En décembre 2019, la présidente de la Commission européenne Ursula von der Leyen présente le Pacte vert (ou Green deal), feuille de route environnementale qui doit permettre à l’Union européenne (UE) d’atteindre la neutralité carbone en 2050. «Avec le Green Deal, il y a bien eu une ambition climatique renforcée, mais dès qu’il a fallu mettre en œuvre les choses concrètement, c’est là que cela a coincé, souligne David Cormand. La crise du Covid en 2020 et l’agression russe en Ukraine de 2022 ont aussi représenté de puissants effets d’aubaine pour les forces conservatrices du Parlement, ouvertement anti-Green deal. Face à ces situations, le réflexe aura été de revenir au business as usual».

Les objectifs climatiques, victime collatérale de la pandémie et de la guerre ? Pour Caroline François-Marsal du RAC, «le Green deal a bien résisté jusqu’à la récente mobilisation agricole, au sens où la crise du Covid a conduit au déploiement du plan de relance Next Generation EU, dont 40% étaient fléchés sur le climat et la biodiversité. De la même manière, face à la crise énergétique provoquée par l’invasion de l’Ukraine, l’UE a mis sur la table son plan d’action Repower EU, qui a conduit à considérablement renforcer l’ambition sur les renouvelables et l’efficacité énergétique». Selon elle, c’est la crise agricole qui, à partir de l’automne 2023, contribuera à marginaliser la voix des eurodéputé·es écologistes.
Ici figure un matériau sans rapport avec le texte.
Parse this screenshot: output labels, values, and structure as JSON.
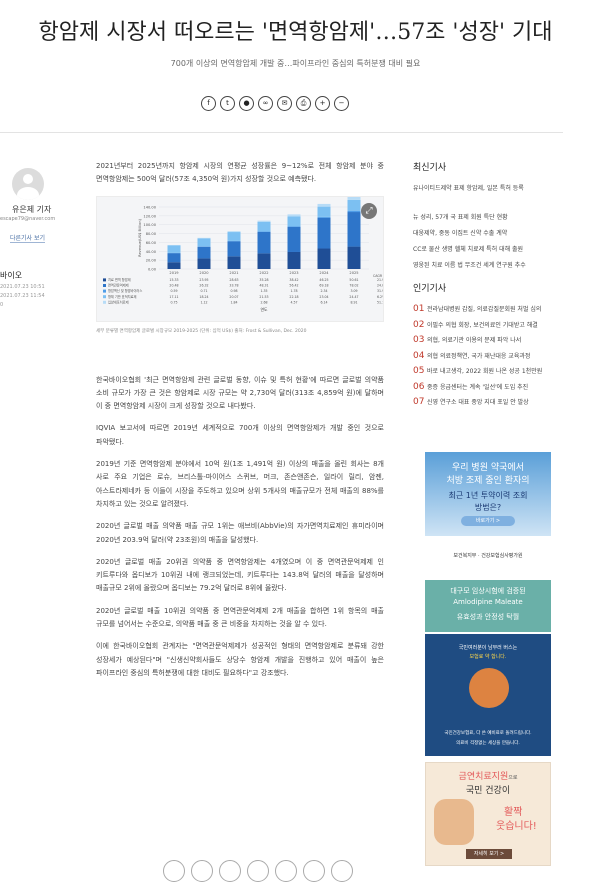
{
  "headline": "항암제 시장서 떠오르는 '면역항암제'…57조 '성장' 기대",
  "subhead": "700개 이상의 면역항암제 개발 중…파이프라인 중심의 특허분쟁 대비 필요",
  "share_icons": [
    "facebook-icon",
    "twitter-icon",
    "kakao-icon",
    "link-icon",
    "email-icon",
    "print-icon",
    "font-up-icon",
    "font-down-icon"
  ],
  "author": {
    "name": "유은제 기자",
    "email": "escape79@naver.com",
    "more_label": "다른기사 보기",
    "section": "바이오",
    "dates": [
      "2021.07.23 10:51",
      "2021.07.23 11:54"
    ],
    "count": "0"
  },
  "article": {
    "intro": "2021년부터 2025년까지 항암제 시장의 연평균 성장률은 9~12%로 전체 항암제 분야 중 면역항암제는 500억 달러(57조 4,350억 원)가지 성장할 것으로 예측됐다.",
    "caption": "세부 분류별 면역항암제 글로벌 시장규모 2019-2025 (단위: 십억 US$) 출처: Frost & Sullivan, Dec. 2020",
    "paragraphs": [
      "한국바이오협회 '최근 면역항암제 관련 글로벌 동향, 이슈 및 특허 현황'에 따르면 글로벌 의약품 소비 규모가 가장 큰 것은 항암제로 시장 규모는 약 2,730억 달러(313조 4,859억 원)에 달하며 이 중 면역항암제 시장이 크게 성장할 것으로 내다봤다.",
      "IQVIA 보고서에 따르면 2019년 세계적으로 700개 이상의 면역항암제가 개발 중인 것으로 파악됐다.",
      "2019년 기준 면역항암제 분야에서 10억 원(1조 1,491억 원) 이상의 매출을 올린 회사는 8개 사로 주요 기업은 로슈, 브리스톨-마이어스 스퀴브, 머크, 존슨앤존슨, 일라이 릴리, 암젠, 아스트라제네카 등 이들이 시장을 주도하고 있으며 상위 5개사의 매출규모가 전체 매출의 88%를 차지하고 있는 것으로 알려졌다.",
      "2020년 글로벌 매출 의약품 매출 규모 1위는 애브비(AbbVie)의 자가면역치료제인 휴미라이며 2020년 203.9억 달러(약 23조원)의 매출을 달성했다.",
      "2020년 글로벌 매출 20위권 의약품 중 면역항암제는 4개였으며 이 중 면역관문억제제 인 키트루다와 옵디보가 10위권 내에 랭크되었는데, 키트루다는 143.8억 달러의 매출을 달성하며 매출규모 2위에 올랐으며 옵디보는 79.2억 달러로 8위에 올랐다.",
      "2020년 글로벌 매출 10위권 의약품 중 면역관문억제제 2개 매출을 합하면 1위 항목의 매출 규모를 넘어서는 수준으로, 의약품 매출 중 큰 비중을 차지하는 것을 알 수 있다.",
      "이에 한국바이오협회 관계자는 \"면역관문억제제가 성공적인 형태의 면역항암제로 분류돼 강한 성장세가 예상된다\"며 \"신생신약회사들도 상당수 항암제 개발을 진행하고 있어 매출이 높은 파이프라인 중심의 특허분쟁에 대한 대비도 필요하다\"고 강조했다."
    ]
  },
  "chart_data": {
    "type": "bar",
    "categories": [
      "2019",
      "2020",
      "2021",
      "2022",
      "2023",
      "2024",
      "2025"
    ],
    "ylabel": "Revenue(US$ Billion)",
    "xlabel": "연도",
    "ylim": [
      0,
      140
    ],
    "yticks": [
      "0.00",
      "20.00",
      "40.00",
      "60.00",
      "80.00",
      "100.00",
      "120.00",
      "140.00"
    ],
    "legend_header": "CAGR (19~25)",
    "series": [
      {
        "name": "치료 면역 항암제",
        "values": [
          15.33,
          23.95,
          28.63,
          35.28,
          38.42,
          46.25,
          50.61
        ],
        "cagr": "21.9%"
      },
      {
        "name": "면역관문억제제",
        "values": [
          20.48,
          26.32,
          33.78,
          48.31,
          56.42,
          69.18,
          78.02
        ],
        "cagr": "24.0%"
      },
      {
        "name": "항암백신 및 항암바이러스",
        "values": [
          0.59,
          0.71,
          0.98,
          1.35,
          1.78,
          2.34,
          3.09
        ],
        "cagr": "31.9%"
      },
      {
        "name": "항체 기반 표적치료제",
        "values": [
          17.11,
          18.24,
          20.07,
          21.53,
          22.18,
          23.04,
          24.47
        ],
        "cagr": "6.2%"
      },
      {
        "name": "입양세포치료제",
        "values": [
          0.75,
          1.12,
          1.84,
          2.68,
          4.57,
          6.14,
          8.91
        ],
        "cagr": "51.1%"
      }
    ]
  },
  "sidebar": {
    "latest_title": "최신기사",
    "latest_items": [
      "유나이티드제약 표제 항암제, 일본 특허 등록",
      "뉴 성리, 57개 국 표제 회원 특단 현황",
      "대웅제약, 중동 이집트 신약 수출 계약",
      "CC로 물산 생명 헬체 치료제 특허 대해 출원",
      "영웅된 치료 이름 법 무조건 세계 연구원 추수"
    ],
    "popular_title": "인기기사",
    "popular_items": [
      {
        "num": "01",
        "text": "전라남대병원 갑질, 의료갑질문회원 처벌 심의"
      },
      {
        "num": "02",
        "text": "이필수 의협 회장, 보건의료인 기대받고 해결"
      },
      {
        "num": "03",
        "text": "의협, 의료기관 이용의 문제 파악 나서"
      },
      {
        "num": "04",
        "text": "의협 의료정책연, 국가 재난대응 교육과정"
      },
      {
        "num": "05",
        "text": "바로 내고생각, 2022 회원 나온 성공 1천만원"
      },
      {
        "num": "06",
        "text": "중증 응급센터는 계속 '일선'에 도입 추진"
      },
      {
        "num": "07",
        "text": "신영 연구소 대표 중앙 지대 포일 안 발상"
      }
    ]
  },
  "ads": {
    "ad1": {
      "line1": "우리 병원 약국에서",
      "line2": "처방 조제 중인 환자의",
      "line3": "최근 1년 투약이력 조회",
      "line4": "방법은?",
      "button": "바로가기 >",
      "org1": "보건복지부",
      "org2": "건강보험심사평가원"
    },
    "ad2": {
      "line1": "대구모 임상시험에 검증된",
      "line2": "Amlodipine Maleate",
      "line3": "유효성과 안정성 탁월"
    },
    "ad3": {
      "line1": "국민여러분이 남부러 버스는",
      "line2": "보험료 약 합니다.",
      "line3": "국민건강보험료, 다 쓴 예비료로 돌려드립니다.",
      "line4": "의료비 걱정없는 세상을 만듭니다."
    },
    "ad4": {
      "line1": "금연치료지원",
      "line1b": "으로",
      "line2": "국민 건강이",
      "line3": "활짝",
      "line4": "웃습니다!",
      "button": "자세히 보기 >"
    }
  }
}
Procès en écologie punitive

De cette mandature 2019-2024 chahutée par les désordres mondiaux, plusieurs avancées sont à mettre au crédit des écologistes européen·nes. À commencer par le vote victorieux, début 2023, sur la fin de la commercialisation des véhicules thermiques neufs à partir de 2035. «C’est une victoire à la fois symbolique et structurelle. Parce que notre rapport à la voiture est central dans la civilisation du fossile, avec énormément de déclinaisons en matière d’aménagement du territoire, rappelle David Cormand. Il y a eu d’autres victoires, comme celle sur l’interdiction de l’obsolescence programmée et le droit à la réparabilité, qui s’inscrivent dans des logiques d’économie circulaire. Si elles sont moins spectaculaires que le vote sur les voitures, elles sont tout à fait significatives», ajoute l’élu.
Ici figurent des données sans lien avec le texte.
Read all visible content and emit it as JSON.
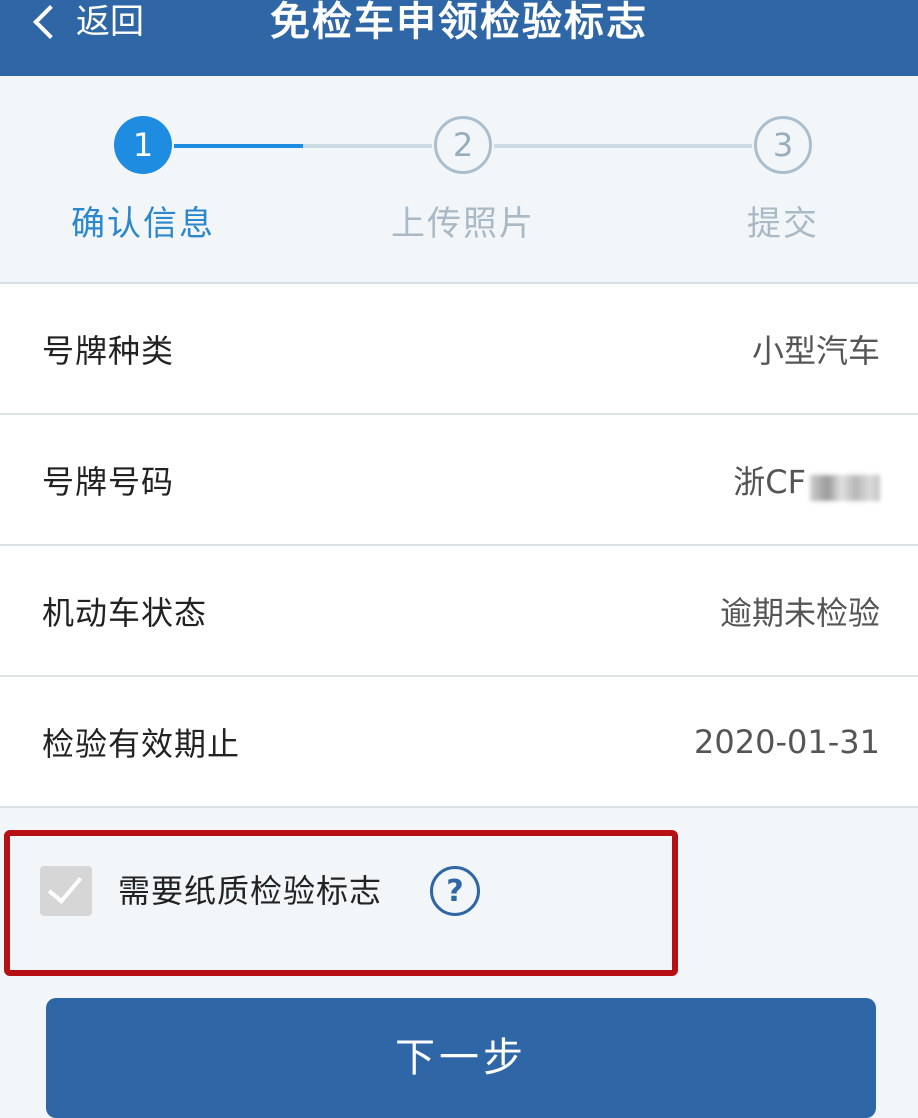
{
  "header": {
    "back_label": "返回",
    "title": "免检车申领检验标志",
    "color": "#2f66a5"
  },
  "steps": [
    {
      "number": "1",
      "label": "确认信息",
      "state": "active"
    },
    {
      "number": "2",
      "label": "上传照片",
      "state": "pending"
    },
    {
      "number": "3",
      "label": "提交",
      "state": "pending"
    }
  ],
  "info_rows": [
    {
      "label": "号牌种类",
      "value": "小型汽车"
    },
    {
      "label": "号牌号码",
      "value": "浙CF"
    },
    {
      "label": "机动车状态",
      "value": "逾期未检验"
    },
    {
      "label": "检验有效期止",
      "value": "2020-01-31"
    }
  ],
  "paper_label_option": {
    "label": "需要纸质检验标志",
    "checked": true,
    "disabled": true,
    "help_icon": "question-circle-icon"
  },
  "next_button": {
    "label": "下一步"
  },
  "colors": {
    "accent": "#1e8ce0",
    "highlight_border": "#b60f14"
  }
}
L’abandon de la réforme du règlement européen sur les produits chimiques et la réforme express de la PAC (notre article), avec ses allègements des contraintes environnementales, représentent parmi les plus gros reculs de la mandature 2019-2024 selon les Verts.
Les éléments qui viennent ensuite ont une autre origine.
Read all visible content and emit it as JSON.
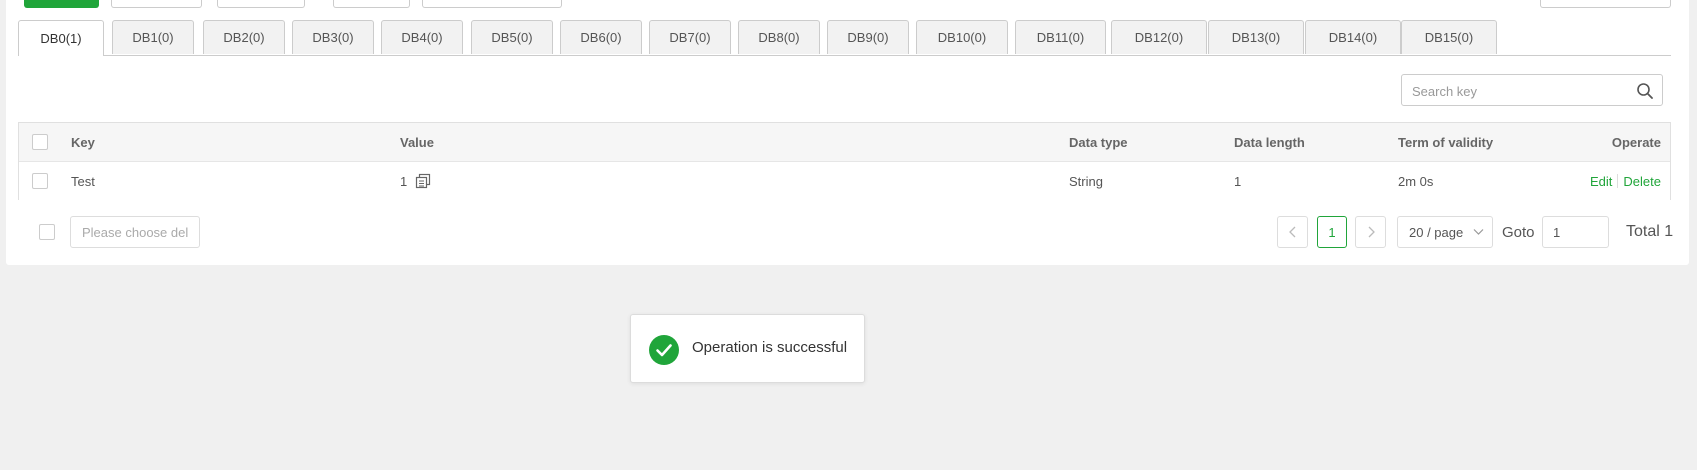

Dans la dernière année, le groupe écologiste aura aussi fait les frais des procès en «écologie punitive» intentés par la droite et l’extrême droite (notre article). «Dans les programmes du RN et de Reconquête pour les élections européennes du 9 juin, un des objectifs est l’abolition totale du Green deal, en ciblant certains textes emblématiques comme la fin de vente des véhicules thermiques», détaille Caroline François-Marsal du RAC.

Si les intentions de vote et la bascule du Parlement européen à droite se vérifient le 9 juin prochain, le détricotage des ambitions écologiques de l’UE se poursuivra, avec «moins de députés verts pour les défendre, mais aussi, et c’est à craindre, un désintérêt général, prévient David Cormand. Car ce n’est pas tant le poids de l’extrême droite que l’acceptation des autres de son récit qui risque de porter atteintes aux avancées de la dernière mandature».